Man Ray
Man Ray was a visual artist in the early 1900s also was a part of surrealists and Dada. He started developing his work through many photograms and he was so famous through these pieces of art work that people had then started referring to his work as "Rayograms". In the photograms that he had done, he mostly used rounded objects such as coil of wire and thumbtacks under the light to expose the shadowed photographic paper. Ray had a skill in photography before he had done anything like photograms, but at the end of the day his photos would be standing in the same line as every other photographer so he decided to differentiate his skills a bit by starting so called "Rayograms".
Christian Schad
Christian Schad was a Dada student, a realist painter. Just like Man Rays, Christian Schad became famous for "Schadograms". He was introduced to photography years before so when he was well known for the paintings, he started doing some light sensitive paper photograms.
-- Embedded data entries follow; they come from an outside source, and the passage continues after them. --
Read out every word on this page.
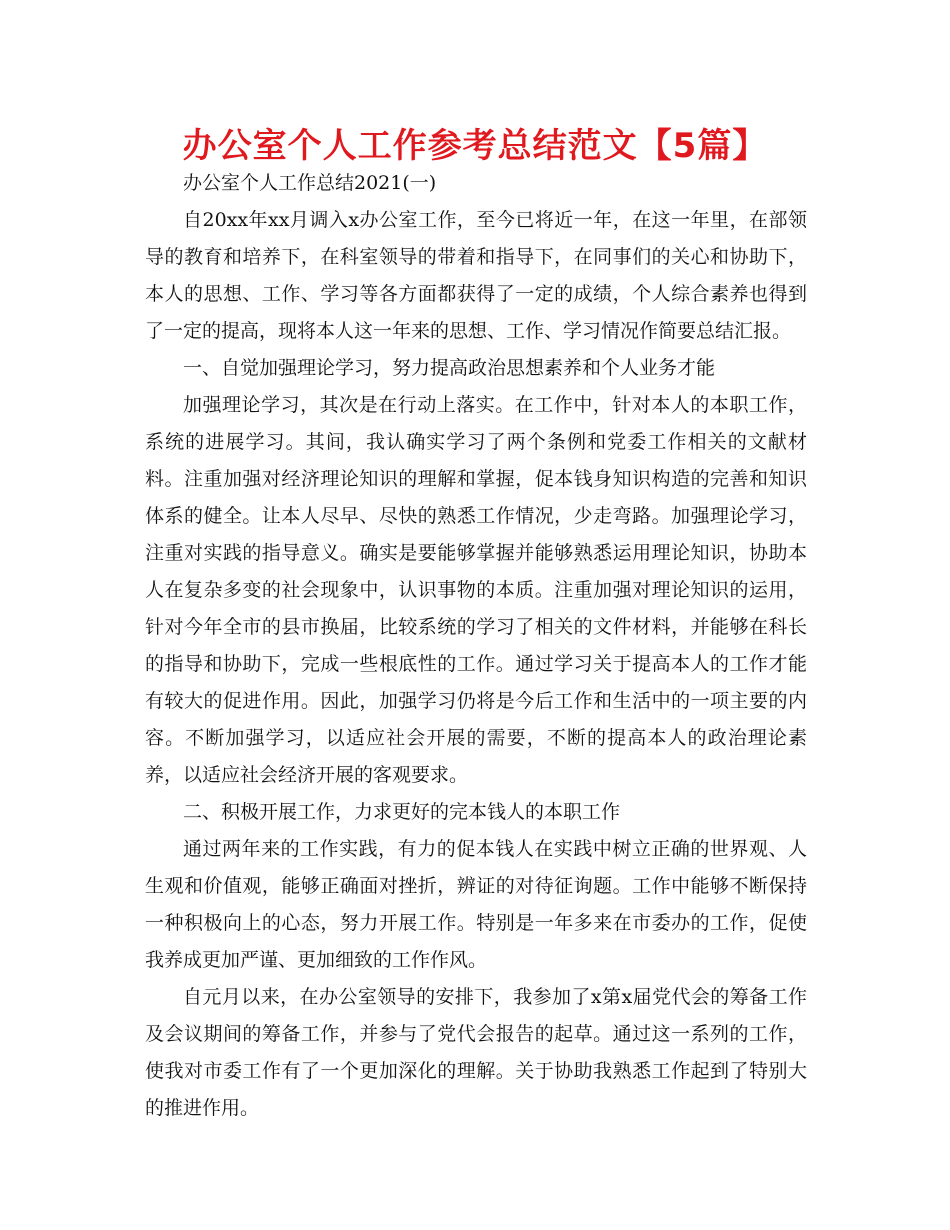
办公室个人工作参考总结范文【5篇】

办公室个人工作总结2021(一)

自20xx年xx月调入x办公室工作，至今已将近一年，在这一年里，在部领导的教育和培养下，在科室领导的带着和指导下，在同事们的关心和协助下，本人的思想、工作、学习等各方面都获得了一定的成绩，个人综合素养也得到了一定的提高，现将本人这一年来的思想、工作、学习情况作简要总结汇报。

一、自觉加强理论学习，努力提高政治思想素养和个人业务才能

加强理论学习，其次是在行动上落实。在工作中，针对本人的本职工作，系统的进展学习。其间，我认确实学习了两个条例和党委工作相关的文献材料。注重加强对经济理论知识的理解和掌握，促本钱身知识构造的完善和知识体系的健全。让本人尽早、尽快的熟悉工作情况，少走弯路。加强理论学习，注重对实践的指导意义。确实是要能够掌握并能够熟悉运用理论知识，协助本人在复杂多变的社会现象中，认识事物的本质。注重加强对理论知识的运用，针对今年全市的县市换届，比较系统的学习了相关的文件材料，并能够在科长的指导和协助下，完成一些根底性的工作。通过学习关于提高本人的工作才能有较大的促进作用。因此，加强学习仍将是今后工作和生活中的一项主要的内容。不断加强学习，以适应社会开展的需要，不断的提高本人的政治理论素养，以适应社会经济开展的客观要求。

二、积极开展工作，力求更好的完本钱人的本职工作

通过两年来的工作实践，有力的促本钱人在实践中树立正确的世界观、人生观和价值观，能够正确面对挫折，辨证的对待征询题。工作中能够不断保持一种积极向上的心态，努力开展工作。特别是一年多来在市委办的工作，促使我养成更加严谨、更加细致的工作作风。

自元月以来，在办公室领导的安排下，我参加了x第x届党代会的筹备工作及会议期间的筹备工作，并参与了党代会报告的起草。通过这一系列的工作，使我对市委工作有了一个更加深化的理解。关于协助我熟悉工作起到了特别大的推进作用。
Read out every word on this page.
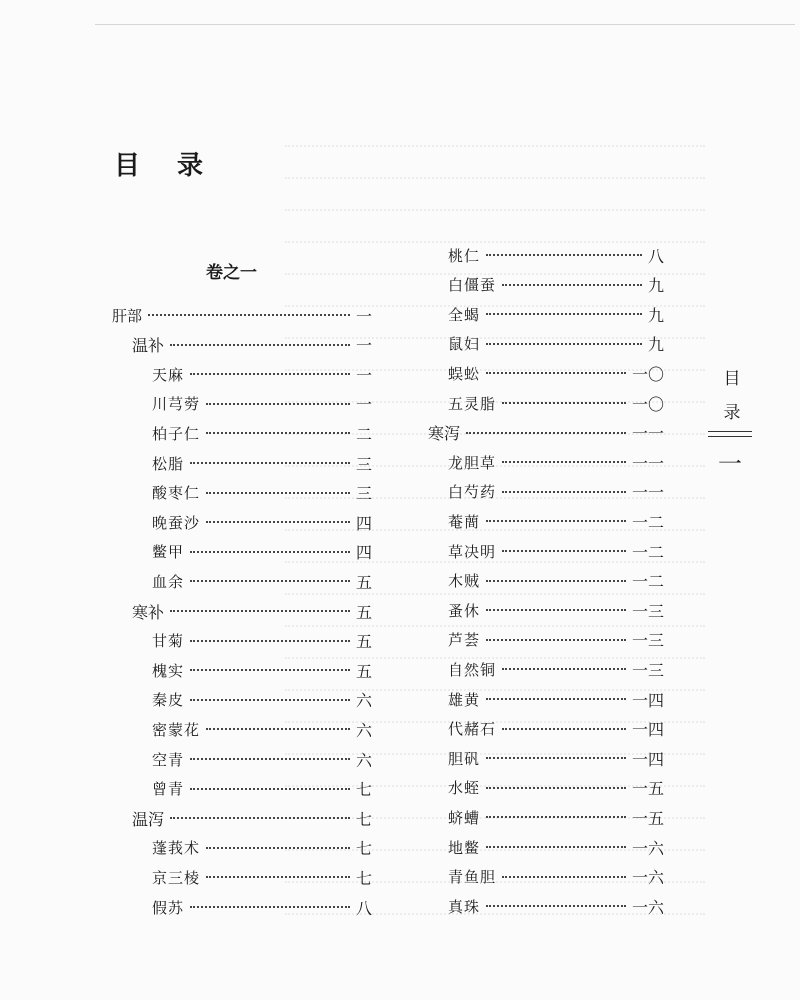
目 录
卷之一
肝部	一
温补	一
天麻	一
川芎䓖	一
柏子仁	二
松脂	三
酸枣仁	三
晚蚕沙	四
鳖甲	四
血余	五
寒补	五
甘菊	五
槐实	五
秦皮	六
密蒙花	六
空青	六
曾青	七
温泻	七
蓬莪术	七
京三棱	七
假苏	八
桃仁	八
白僵蚕	九
全蝎	九
鼠妇	九
蜈蚣	一〇
五灵脂	一〇
寒泻	一一
龙胆草	一一
白芍药	一一
菴蕳	一二
草决明	一二
木贼	一二
蚤休	一三
芦荟	一三
自然铜	一三
雄黄	一四
代赭石	一四
胆矾	一四
水蛭	一五
蛴螬	一五
地鳖	一六
青鱼胆	一六
真珠	一六
目录
一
He loved to use worn out materials such as pieces of scrap paper and broken pieces of metallic materials after searching for them around the streets and in garbage cans. Once he put the worn out objects on the light sensitive paper, he did not use chemicals to speed up the reaction of the exposure like the chemicals are used today, but he left the paper to develop on the windowsill.
Laszlo Moholy-Nagy
Laszlo Moholy-Nagy was a "genius of all media". He spend his early years in the military hospital to complete his military services, whilst also studying law in the mean time, and that was the time when he created his first drawings. Through the passing time, he started attending evening classes in a free art school in Hungary. He relocated around different countries through the years whilst also finding a wife in the time. He had stopped studying law and had focused on his artists career. Nagy had his first solo exhibition in 1922. Nagy is one of the most influential experimentalists and modernists in the art world. He was influenced a lot by dadaism and on going debates of what photography could be about.